His idea is an app specifically for the sharing of food, with additional facets like asking questions and collecting points / competing with other members.

George had progressed the idea. He had a pitch, some PowerPoint, and the beginnings of a prototype. It seemed obvious that the idea couldn’t be assessed in an academic way that you might do with typical problem-solution products. To know if it was, indeed, fun, you’d have to use it, and to know if people would take to it, you’d have to build it.

And so that is what we’ve done.

Focussing, as far as we can, on the core idea – but with the constraints of an app that will be used, over weeks not hours, in the wild by real punters. You can download it from the website (https://yumtuc.com) right now.

I hope the app is a good example of the speed at which reasonably high-quality products can be summoned into being when you use the incredible tools that are around today.

Designed in Figma, and build using react-native (and Expo), on top of an AWS backend (express, mySQL, S3) and Auth0 for authentication, we were able to have the first working versions in our hands in less than a month. Then came the inevitably difficult process of getting to the real minimum scope. I’m sure it could be less than we ended up with. But… a lot has ended up on the cutting room floor (or the ‘Day 67’ list as George affectionately calls it).

I have been struck, from a product perspective at the value of building over planning. Several features have been more shaped by what can be done (or done quickly) rather than some imagined product purity. And building has allowed us to understand many of the other mechanics of the app much better than I think you ever get with protoypes. Imagining using something is simply not the same. The context is so important. We now know why (for example) Instagram starts up with your camera roll and not your camera. And, we took three different feed designs to production because you don’t know what a mobile product is really like until you’ve used it on a bus, or in a restaurant. Actually used it.

I’ve been lucky too to have a partner in crime who is focussed on the real prize (getting proper user feedback) over, again, idealistically sticking to our first imaginings.

Of course the real learnings are to come, as we launch and roll out the product in a regional trial this week. I’m sure much of what we ‘know’ today will be blown out of the water then. As it should be.

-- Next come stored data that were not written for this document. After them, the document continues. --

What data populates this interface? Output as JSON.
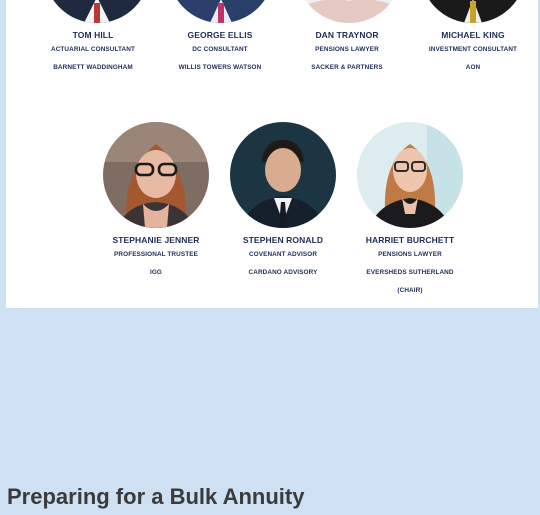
{
  "team_row_1": [
    {
      "name": "TOM HILL",
      "role": "ACTUARIAL CONSULTANT",
      "company": "BARNETT WADDINGHAM"
    },
    {
      "name": "GEORGE ELLIS",
      "role": "DC CONSULTANT",
      "company": "WILLIS TOWERS WATSON"
    },
    {
      "name": "DAN TRAYNOR",
      "role": "PENSIONS LAWYER",
      "company": "SACKER & PARTNERS"
    },
    {
      "name": "MICHAEL KING",
      "role": "INVESTMENT CONSULTANT",
      "company": "AON"
    }
  ],
  "team_row_2": [
    {
      "name": "STEPHANIE JENNER",
      "role": "PROFESSIONAL TRUSTEE",
      "company": "IGG"
    },
    {
      "name": "STEPHEN RONALD",
      "role": "COVENANT ADVISOR",
      "company": "CARDANO ADVISORY"
    },
    {
      "name": "HARRIET BURCHETT",
      "role": "PENSIONS LAWYER",
      "company": "EVERSHEDS SUTHERLAND",
      "note": "(CHAIR)"
    }
  ],
  "section_heading": "Preparing for a Bulk Annuity",
  "colors": {
    "page_bg": "#cfe0f3",
    "card_bg": "#ffffff",
    "name_text": "#1f2d57",
    "heading_text": "#3b3b3b"
  }
}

Will it work? I certainly hope so. But soon, we will know. We’ll know in a way we could never intuit by ourselves or find out from research, and we’ve spent less time doing that then we could have spent in reflection, or in research, or even in ‘discovery’.

We’ve spent only a fraction of the time making it, that George had spent thinking about it before.

So, to labour the point, we’ve made it, and soon we’ll know if we should believe (and invest) in it.